Il celibato indispensabile come dispositivo di blocco: per non esagerare
Le notizie circa le affermazioni “lapidarie” di Joseph Ratzinger e Robert Sarah intorno al tema della possibile ordinazione di “uomini sposati” – scaturita dalle conclusioni del Sinodo sull’Amazzonia – possono sicuramente essere commentate su molti piani diversi: vi sono logiche istituzionali che sembrano infrante, ci sono procedure sinodali ignorate e incomprese, e ci sono anche pressioni esercitate con troppa foga e senza discernimento. Qui vorrei tentare di proporre solo qualche piccolo ragionamento, al fine di comprendere bene quanto sta accadendo:
a) Caricare di troppo peso i singoli passi di un cammino di riforma non è mai saggio: prevedere la “ordinazione di uomini sposati” non è né la catastrofe della Chiesa, né la soluzione di tutti i mali. È piuttosto uno “spazio pastorale” obiettivo, che può aprirsi immediatamente in luoghi nei quali non si danno vocazioni presbiterali secondo i percorsi a cui siamo abituati da secoli, qui in Europa.
b) Le ragioni che hanno portato all’espressione di una posizione che arriva a definire “indispensabile” il celibato e “catastrofico” il suo superamento appaiono non accompagnate da un supporto teologico molto convincen L’opposizione tra ministero e matrimonio è una valutazione di opportunità, che nulla ha di strettamente teologico. Se poi ci si riferisce alla “astinenza” prima della celebrazione, che con la celebrazione quotidiana si sarebbe estesa a tutti i giorni, si dovrebbe collegare a questa ragione, che storicamente è plausibile, la comprensione di una “celebrazione di tutta l’assemblea” che porterebbe a conseguenze davvero paradossali. Che forse la fede celebrata sia divenuta una esclusiva dei maschi celibi? Il rischio è che si confonda l’ontologia con l’abitudine, o forse con la patologia.
c) Non è difficile trovare, in questo “non poter tacere”, un’espressione del movimento inerziale che ho chiamato “dispositivo di blocco”. Al di là del giudizio sull’opportunità e sulla convenienza di un provvedimento che riguarda la “disciplina della Chiesa circa la ordinazione presbiterale”, agitare lo spauracchio della “catastrofe” rappresenta un argomento forte per indurre a pensare che non vi sia nulla da cambiare e che lo spazio delle riforme sia sottratto a una Chiesa che ritenga di non avere alcun potere sulle forme concrete con cui i suoi ministri sono scelti e selezionati. Vedere l’incompatibilità tra ministero ordinato e matrimonio come l’unica salvaguardia della Chiesa è, nello stesso tempo, un modo per bloccare la storia e un escamotage per non affrontare le questioni più brucianti, che non sono anzitutto quelle legate al celibato.

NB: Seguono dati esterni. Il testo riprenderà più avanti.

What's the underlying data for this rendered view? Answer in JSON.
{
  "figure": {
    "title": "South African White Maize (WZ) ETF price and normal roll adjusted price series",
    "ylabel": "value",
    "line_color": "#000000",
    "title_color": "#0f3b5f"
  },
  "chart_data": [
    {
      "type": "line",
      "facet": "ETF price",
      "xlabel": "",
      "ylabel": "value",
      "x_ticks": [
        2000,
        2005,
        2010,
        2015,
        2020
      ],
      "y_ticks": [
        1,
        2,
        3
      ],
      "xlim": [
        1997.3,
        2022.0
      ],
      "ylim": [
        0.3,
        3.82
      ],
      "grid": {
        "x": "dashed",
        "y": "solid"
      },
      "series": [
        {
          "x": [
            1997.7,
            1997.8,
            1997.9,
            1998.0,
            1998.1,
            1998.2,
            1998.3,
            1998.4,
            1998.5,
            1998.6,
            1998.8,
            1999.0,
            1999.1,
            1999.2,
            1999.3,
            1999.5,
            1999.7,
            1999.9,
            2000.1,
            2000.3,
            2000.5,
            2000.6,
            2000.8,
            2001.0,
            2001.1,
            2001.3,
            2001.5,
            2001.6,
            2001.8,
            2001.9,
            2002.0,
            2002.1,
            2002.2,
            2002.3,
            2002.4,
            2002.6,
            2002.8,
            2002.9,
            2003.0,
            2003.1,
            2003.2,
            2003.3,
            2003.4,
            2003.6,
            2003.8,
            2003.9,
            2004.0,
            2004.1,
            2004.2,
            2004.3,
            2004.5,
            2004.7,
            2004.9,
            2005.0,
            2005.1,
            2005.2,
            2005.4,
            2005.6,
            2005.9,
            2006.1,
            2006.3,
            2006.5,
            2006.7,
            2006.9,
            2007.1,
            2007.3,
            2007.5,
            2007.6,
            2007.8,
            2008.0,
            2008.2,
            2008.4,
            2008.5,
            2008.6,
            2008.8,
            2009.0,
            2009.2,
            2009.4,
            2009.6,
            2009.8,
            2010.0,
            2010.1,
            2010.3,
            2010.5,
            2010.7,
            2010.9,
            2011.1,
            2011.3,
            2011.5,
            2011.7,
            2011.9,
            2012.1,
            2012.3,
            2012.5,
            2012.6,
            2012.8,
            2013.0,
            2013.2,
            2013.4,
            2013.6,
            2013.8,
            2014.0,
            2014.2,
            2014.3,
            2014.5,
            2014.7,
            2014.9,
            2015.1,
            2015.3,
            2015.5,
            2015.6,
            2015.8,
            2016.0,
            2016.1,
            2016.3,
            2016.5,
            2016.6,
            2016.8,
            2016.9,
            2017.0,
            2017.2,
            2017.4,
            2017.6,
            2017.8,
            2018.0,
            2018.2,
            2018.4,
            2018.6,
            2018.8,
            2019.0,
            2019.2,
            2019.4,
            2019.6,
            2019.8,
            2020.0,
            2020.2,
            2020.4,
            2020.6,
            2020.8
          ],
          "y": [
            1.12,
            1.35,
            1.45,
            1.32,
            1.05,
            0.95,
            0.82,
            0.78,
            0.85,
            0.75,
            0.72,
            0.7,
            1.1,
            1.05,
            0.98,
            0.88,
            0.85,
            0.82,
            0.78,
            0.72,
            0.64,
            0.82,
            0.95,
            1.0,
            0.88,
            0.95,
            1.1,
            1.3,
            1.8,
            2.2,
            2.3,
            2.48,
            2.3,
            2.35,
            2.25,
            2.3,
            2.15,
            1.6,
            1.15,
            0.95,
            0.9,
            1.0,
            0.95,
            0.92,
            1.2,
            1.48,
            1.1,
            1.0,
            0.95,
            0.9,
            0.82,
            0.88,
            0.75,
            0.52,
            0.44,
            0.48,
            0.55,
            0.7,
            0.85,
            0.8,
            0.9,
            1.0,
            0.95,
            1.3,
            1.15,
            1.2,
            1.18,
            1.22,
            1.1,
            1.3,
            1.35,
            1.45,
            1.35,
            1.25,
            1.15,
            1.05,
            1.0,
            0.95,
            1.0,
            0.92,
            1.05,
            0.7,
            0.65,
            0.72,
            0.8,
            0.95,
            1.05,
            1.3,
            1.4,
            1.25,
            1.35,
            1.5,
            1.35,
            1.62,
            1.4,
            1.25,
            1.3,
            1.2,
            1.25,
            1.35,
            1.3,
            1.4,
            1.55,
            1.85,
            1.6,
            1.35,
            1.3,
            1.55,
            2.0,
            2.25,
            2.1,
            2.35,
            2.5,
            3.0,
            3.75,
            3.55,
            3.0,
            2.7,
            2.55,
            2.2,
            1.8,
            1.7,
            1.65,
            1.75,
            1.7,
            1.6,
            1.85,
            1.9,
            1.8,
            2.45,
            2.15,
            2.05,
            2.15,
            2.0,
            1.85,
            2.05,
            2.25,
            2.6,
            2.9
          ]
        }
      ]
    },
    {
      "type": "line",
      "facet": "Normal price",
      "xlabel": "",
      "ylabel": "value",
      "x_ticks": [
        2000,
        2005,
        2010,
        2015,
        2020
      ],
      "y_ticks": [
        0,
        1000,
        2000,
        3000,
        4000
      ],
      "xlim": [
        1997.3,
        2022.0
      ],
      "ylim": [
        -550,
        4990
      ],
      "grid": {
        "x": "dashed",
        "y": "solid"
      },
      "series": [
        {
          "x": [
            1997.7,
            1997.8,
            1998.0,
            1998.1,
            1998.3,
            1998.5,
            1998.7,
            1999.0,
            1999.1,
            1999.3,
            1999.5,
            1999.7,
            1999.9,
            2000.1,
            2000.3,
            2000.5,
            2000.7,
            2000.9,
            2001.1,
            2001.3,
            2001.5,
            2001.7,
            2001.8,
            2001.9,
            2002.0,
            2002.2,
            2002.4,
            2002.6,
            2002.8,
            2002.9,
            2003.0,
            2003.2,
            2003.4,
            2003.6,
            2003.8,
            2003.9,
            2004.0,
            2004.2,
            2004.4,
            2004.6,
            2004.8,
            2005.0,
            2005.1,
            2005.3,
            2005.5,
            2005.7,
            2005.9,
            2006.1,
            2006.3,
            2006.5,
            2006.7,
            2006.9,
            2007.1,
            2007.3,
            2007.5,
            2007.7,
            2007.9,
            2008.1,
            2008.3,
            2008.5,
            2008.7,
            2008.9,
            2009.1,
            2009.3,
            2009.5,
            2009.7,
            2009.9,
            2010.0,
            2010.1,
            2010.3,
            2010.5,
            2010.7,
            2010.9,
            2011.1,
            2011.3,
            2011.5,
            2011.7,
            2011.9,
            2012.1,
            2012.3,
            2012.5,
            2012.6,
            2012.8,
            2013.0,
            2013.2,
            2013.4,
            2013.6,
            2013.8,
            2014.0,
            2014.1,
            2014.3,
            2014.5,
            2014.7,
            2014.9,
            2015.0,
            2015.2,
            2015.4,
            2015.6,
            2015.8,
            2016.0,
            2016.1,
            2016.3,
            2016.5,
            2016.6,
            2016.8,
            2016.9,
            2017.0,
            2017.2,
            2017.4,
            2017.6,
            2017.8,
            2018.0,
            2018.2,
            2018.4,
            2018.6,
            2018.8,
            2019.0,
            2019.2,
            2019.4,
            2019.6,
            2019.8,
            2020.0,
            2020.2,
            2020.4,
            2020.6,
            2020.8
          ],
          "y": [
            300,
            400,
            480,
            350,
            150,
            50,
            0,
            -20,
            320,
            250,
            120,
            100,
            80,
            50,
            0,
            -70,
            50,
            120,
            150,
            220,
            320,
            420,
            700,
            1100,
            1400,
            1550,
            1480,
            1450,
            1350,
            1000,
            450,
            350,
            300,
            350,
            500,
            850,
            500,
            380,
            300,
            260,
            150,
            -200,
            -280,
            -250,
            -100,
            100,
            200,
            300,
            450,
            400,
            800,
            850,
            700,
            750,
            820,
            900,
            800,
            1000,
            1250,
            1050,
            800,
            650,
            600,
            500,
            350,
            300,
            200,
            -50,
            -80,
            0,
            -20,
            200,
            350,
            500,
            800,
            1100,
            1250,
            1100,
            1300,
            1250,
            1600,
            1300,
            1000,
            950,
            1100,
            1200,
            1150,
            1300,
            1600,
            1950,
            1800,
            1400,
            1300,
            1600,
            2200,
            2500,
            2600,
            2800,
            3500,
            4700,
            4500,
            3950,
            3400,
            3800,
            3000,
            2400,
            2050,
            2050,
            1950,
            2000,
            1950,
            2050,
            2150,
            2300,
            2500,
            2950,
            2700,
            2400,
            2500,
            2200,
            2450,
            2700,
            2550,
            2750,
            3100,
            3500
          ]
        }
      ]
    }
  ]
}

d) Ad ogni modo e in ogni caso non è né utile né giusto esagerare. Nessuno ha mai parlato di “superamento del celibato”, ma di affiancamento, alla via celibataria, che resta la via privilegiata, di una via “uxorata” al ministero presbiterale cattolico. D’altra parte, tra le caratteristiche più preziose di “pastori emeriti” dovrebbe esserci quella virtù della prudenza che potrebbe impedire, precisamente, di diffondere messaggi inesatti mediante incaute esagerazioni. E non è detto che non sia proprio una vita celibataria e solitaria a produrre, inavvertitamente, queste letture catastrofiche del cammino ecclesiale. Tale cammino di Chiesa può trovare proprio in uomini sposati un rilancio della vocazione al ministero: prima di tutto in Amazzonia, ma forse anche al di qua e al di là della foresta. E non dovrebbe essere escluso che alla possibile catastrofe di un celibato vissuto male possa rimediare un ministero felicemente uxorato. E che alla foresta oscura di una lettura ostinata e catastrofica della tradizione ministeriale, che vede ogni novità come una sicura rovina, possa rimediare la pluralità benedetta di culture e di forme di vita che la foresta amazzonica sa offrirci con inesauribile ricchezza. E che dobbiamo saper onorare, senza pretendere che tutto il mondo sia riducibile a quattro stanzette nella Curia romana.
Pubblicato il 13 gennaio 2020 nel blog: Come se non.